This is a recurring event: View all events in the series “Music Research Seminars”
Abstract
City St George's, University of London composers and researchers Claudia Molitor and Erik Nyström share and discuss their latest work from the City Studios, SPARC (Sound Practice and Research at City) research centre, and beyond.
Claudia Molitor: "Rewilding Music”
What might the music of the lichen be? Why would we want to imagine that? ‘Being seen’, ‘being heard’ suggests a sense of being recognized, of being valued. Yet visibility and audibility can also expose.
On the other hand, the invisibility and inaudibility of nature in urban spaces can protect it from eradication, for example in the case of what is considered a weed or a pest.
But then again it might also lead us to ignore it, trample on it; not open to how important it actually is to us. This talk will tell the story of creating imaginary music of and for the un-hearable worlds nestled in the urban landscape.
Erik Nyström: "Unformation and information, more or less human"
Unformation is a composition which could be classified as non-fixed acousmatic computer music. Artificial intelligence, machine listening, and cybernetic structures are used to generate a unique version of the work at every run of the algorithm, deriving structural ‘information’ from noisy ‘unformation’.
Algorithms, in this context, are not a convenience for composition, but a way of modelling a music that has ‘systemic agency’. The talk discusses how such agency is modelled with technology in composition and performance, and possible acousmatic effects and interpretations that could arise with weak information.
About the speakers
Claudia Molitor is a composer, artist and performer whose work draws on traditions of music and sound art but also extends to video, performance and fine art practices. Exploring the relationships between listening and seeing as well as embracing collaboration as compositional practice is central to this work.
Her work is regularly commissioned, performed and broadcast throughout Europe, working for example with festivals such as Wien Modern, hcmf//, Spor, BBC Proms and Sonica as well as organisations such as Tate Britain, NMC Recordings and the Science Museum. Recent work includes Sonorama with Electra Productions, Turner Contemporary and the British Library, Vast White Stillness for Spitalfields Festival and Brighton Festival and The Singing Bridge, installed at Somerset House during Totally Thames 2016.
Erik Nyström is a composer working in the field of electroacoustic and computer music. The majority of his works are created for multichannel sound projection, and among the recurring interests in his practice are synthetic sound, spatiotemporal processes, texture perception, and visual and physical listening experiences.
His current practice is focused on live performance using interactive algorithmic systems for spatial sound synthesis.
His theoretical work concerns texture, spatiality, sound synthesis, and algorithmic music and has been published in Organised Sound, EContact! and ICMC Proceedings.
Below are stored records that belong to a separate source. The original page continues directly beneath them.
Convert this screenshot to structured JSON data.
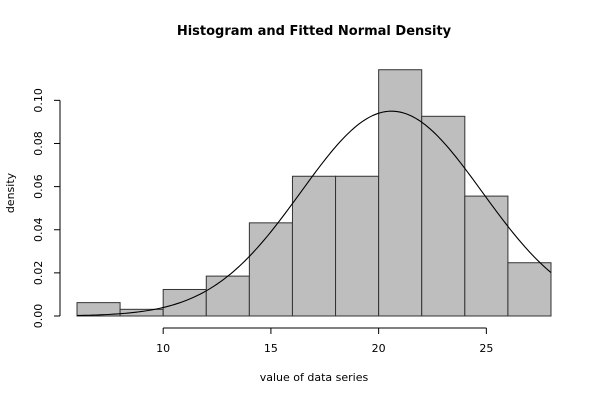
{
  "chart_data": {
    "type": "bar",
    "title": "Histogram and Fitted Normal Density",
    "xlabel": "value of data series",
    "ylabel": "density",
    "xlim": [
      6,
      28
    ],
    "ylim": [
      0,
      0.115
    ],
    "x_ticks": [
      10,
      15,
      20,
      25
    ],
    "y_ticks": [
      0.0,
      0.02,
      0.04,
      0.06,
      0.08,
      0.1
    ],
    "y_tick_labels": [
      "0.00",
      "0.02",
      "0.04",
      "0.06",
      "0.08",
      "0.10"
    ],
    "bins": [
      {
        "from": 6,
        "to": 8,
        "density": 0.0062
      },
      {
        "from": 8,
        "to": 10,
        "density": 0.0031
      },
      {
        "from": 10,
        "to": 12,
        "density": 0.0123
      },
      {
        "from": 12,
        "to": 14,
        "density": 0.0185
      },
      {
        "from": 14,
        "to": 16,
        "density": 0.0432
      },
      {
        "from": 16,
        "to": 18,
        "density": 0.0648
      },
      {
        "from": 18,
        "to": 20,
        "density": 0.0648
      },
      {
        "from": 20,
        "to": 22,
        "density": 0.1142
      },
      {
        "from": 22,
        "to": 24,
        "density": 0.0926
      },
      {
        "from": 24,
        "to": 26,
        "density": 0.0556
      },
      {
        "from": 26,
        "to": 28,
        "density": 0.0247
      }
    ],
    "normal_fit": {
      "mean": 20.6,
      "sd": 4.2
    },
    "bar_fill": "#bebebe",
    "bar_stroke": "#333333",
    "curve_color": "#000000",
    "grid": false,
    "legend": "none"
  }
}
His music is performed worldwide and he has presented both theoretical and artistic work at conferences such as ICMC, SMC, NIME, and Beyond Humanism.
In 2014 his music was released by empreintes DIGITALes on the disc Morphogénèse.
The Music Research Seminars hosted by the Department of Performing Arts at City St George's, University of London bring together world-leading artists, practitioners, and scholars in the broad fields of music and sound.